Взгляд Грейвса невольно, будто так и должно быть, находит ее губы, отрываясь от бузинных глаз. Он сам не замечает, как пристально следит за ее мимикой, ловя буквально каждое изменение. Как щеки покрываются румянцем, как тонкие облачка пара вырываются из приоткрытых, по-сладкому бледно-алых, губ.
– Мне не всегда дозволено быть на тренировках. – отвечает она, и по нахмуренным бровям Персиваль видит, что не стоило тревожить эту тему.
– Прости, Тина, не стоило… – но она быстро его обрывает, усиленно мотая головой из стороны в сторону.
– Нет, все отлично, просто… – она отводит взгляд в сторону, решая, стоит ли продолжать начатое. –…ох, все эти предрассудки о том, как и кто должен себя вести меня невероятно нервируют. Из-за холода меня не брали на тренировки, ссылаясь, что я девчонка, заболею ещё и это… –Тина теряется, глотая воздух и пробегаясь взглядом по его лицу, словно ища чего-то.

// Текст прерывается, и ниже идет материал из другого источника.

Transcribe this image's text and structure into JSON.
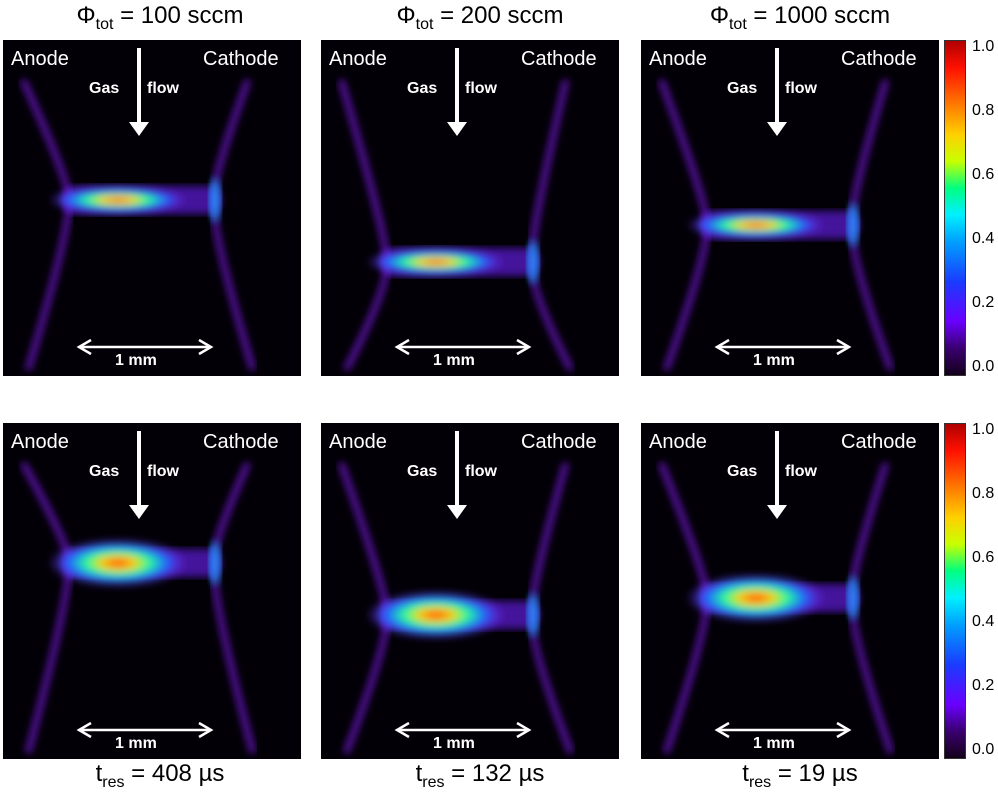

И она безумно рада тому, что находит. Толика понимания и поддержка сквозят в глазах Персиваля, а его слова это подтверждают:
– Несправедливо. – он вздыхает, явно не заканчивая на этом, подбирает слова, чтобы не разозлить и так разгоряченную темой девушку. – Тина, не стоит принимать заботу о тебе как предрассудки, они разительно отличаются. Думаю, твои сокомандники просто хотят тебя уберечь.
Ей хочется колко сказать «меня не нужно никому беречь», но слова комом застревают в горле, когда она снова ловит его взгляд. Темные глаза Персиваля Грейвса всегда казались ей непреодолимо чёрными, словно ночная тьма, но сейчас, с такого близкого расстояния, Тина видит тонкие ниточки ярко-золотых всполохов, что тянутся от зрачка и до самого края радужки. Они светятся не хуже солнца, согревая ее изнутри неподдельной заботой, в которую Тине хочется завернуться целиком и полностью. И Грейвс ей это позволяет сполна, мягко улыбаясь и доказывая одним только взглядом, что Персиваль Грейвс, вопреки слухам, не сухарь и не ледышка. Как привыкли говорить о нем девушки буквально со всех курсов, которым он не уделил желанного внимания. Тина в его внимании купается, оно почти ощутимо обволакивает ее мягким теплом, от которого сердце в подреберье заходится усиленным ритмом.